Dissenting, Birss LJ took the view that by identifying who he believed to be actual devisor of the invention, Dr Thaler had complied with the formal requirements of the Act, and that it was not for the UKIPO to examine the issue further. If the applicant names someone or something, natural or otherwise, who he believes is the inventor, then the application should proceed.

To the surprise of many, the Supreme Court allowed a further appeal, indicating that the Justices viewed this as a case of general public importance.

The UK Supreme Court

The Supreme Court heard oral arguments in March 2023 before a panel of five Justices. The Justices repeatedly pressed Dr Thaler’s counsel as to why Dr Thaler hadn’t simply named himself as the inventor. Dr Thaler’s counsel argued that doing so would require Dr Thaler to misrepresent himself, since he did not believe that he was the actual devisor of the invention.

In their decision issued just before Christmas, the Supreme Court unanimously dismissed Dr Thaler’s appeal, holding that for the purposes of a UK patent, an inventor must be a natural person. Writing for the Court, Lord Kitchin saw no reason to depart from the previous decision in Yeda, even though AI machines were not contemplated at the time. The Court also rejected Dr Thaler’s claim that he was entitled to any invention created by DABUS. This was because, the decision explained, since there was no inventor, no tangible property right resulted from the creation of the invention, and so there were no rights that could pass from DABUS to Dr Thaler. In particular, Dr Thaler’s ownership of DABUS did not give him to the right to any patents for inventions where DABUS was the named inventor.

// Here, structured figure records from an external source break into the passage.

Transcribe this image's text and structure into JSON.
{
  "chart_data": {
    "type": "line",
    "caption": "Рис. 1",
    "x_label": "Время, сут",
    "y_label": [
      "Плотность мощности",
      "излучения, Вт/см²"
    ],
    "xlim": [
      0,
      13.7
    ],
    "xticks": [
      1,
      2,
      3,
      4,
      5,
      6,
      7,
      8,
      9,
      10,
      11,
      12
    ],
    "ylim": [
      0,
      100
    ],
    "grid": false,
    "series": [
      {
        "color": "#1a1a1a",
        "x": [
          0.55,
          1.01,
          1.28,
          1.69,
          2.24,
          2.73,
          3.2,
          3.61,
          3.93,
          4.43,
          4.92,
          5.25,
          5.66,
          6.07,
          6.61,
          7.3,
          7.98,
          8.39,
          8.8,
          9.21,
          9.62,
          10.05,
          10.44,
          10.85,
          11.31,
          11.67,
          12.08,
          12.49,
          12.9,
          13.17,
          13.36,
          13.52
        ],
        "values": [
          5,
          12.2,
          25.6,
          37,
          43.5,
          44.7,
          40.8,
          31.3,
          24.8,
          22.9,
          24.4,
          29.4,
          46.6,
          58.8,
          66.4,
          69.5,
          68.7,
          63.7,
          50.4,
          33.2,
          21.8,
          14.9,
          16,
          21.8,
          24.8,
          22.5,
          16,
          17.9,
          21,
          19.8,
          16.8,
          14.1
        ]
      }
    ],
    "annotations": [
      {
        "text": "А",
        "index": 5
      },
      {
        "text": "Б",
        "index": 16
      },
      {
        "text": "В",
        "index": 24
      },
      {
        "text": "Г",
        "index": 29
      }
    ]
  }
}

The Supreme Court therefore held that the UKIPO was correct in rejecting the applications.

Comment

In dismissing the appeal, the Justices reached the decision that most patent practitioners expected. Allowing the appeal would have put the UK out of step with the approach in many other jurisdictions, including the US, Australia, New Zealand and (most importantly) the EPO. This fact was certainly not lost on the Court.

A key point was the Court’s unanimous view was Dr Thaler’s ownership of the AI machine did not give him the right to any patents for invention that it might create. This was because there is no tangible property right created when an invention is made (solely) by a machine. An important takeaway from this decision, therefore, is that if you create an invention using AI, the AI should be considered to be merely a tool used in the inventing process, even if a very sophisticated one. The human individuals involved in devising the invention should be named as the inventors, but the AI itself should not be considered or named as an inventor.

It is also important to note what this case was not about, namely whether AI inventions themselves are patentable. This is an entirely separate question, on which the law is developing rapidly. (A significant decision on the subject was issued by the UK High Courts shortly before the present Supreme Court decision, for example.) Rather, this case concerned how the law applies when the invention itself was created by AI. The Supreme Court decided that if an invention is created solely by AI, it cannot be protected by a patent. However, if an invention is conceived by a human inventor using AI as a tool, there should be no such problem. In this case, it seems that the Court may even have been happy for Dr Thaler to name himself as inventor, but he repeatedly declined to do so.

In the end, despite agreement that the provisions of the 1977 Act were not written with artificial intelligence in mind, the Justices were unmoved, saying “if patents are to be granted in respect of inventions made by machines, the 1977 Act will have to be amended”. It remains to be seen whether the UK Parliament will take them up on this offer.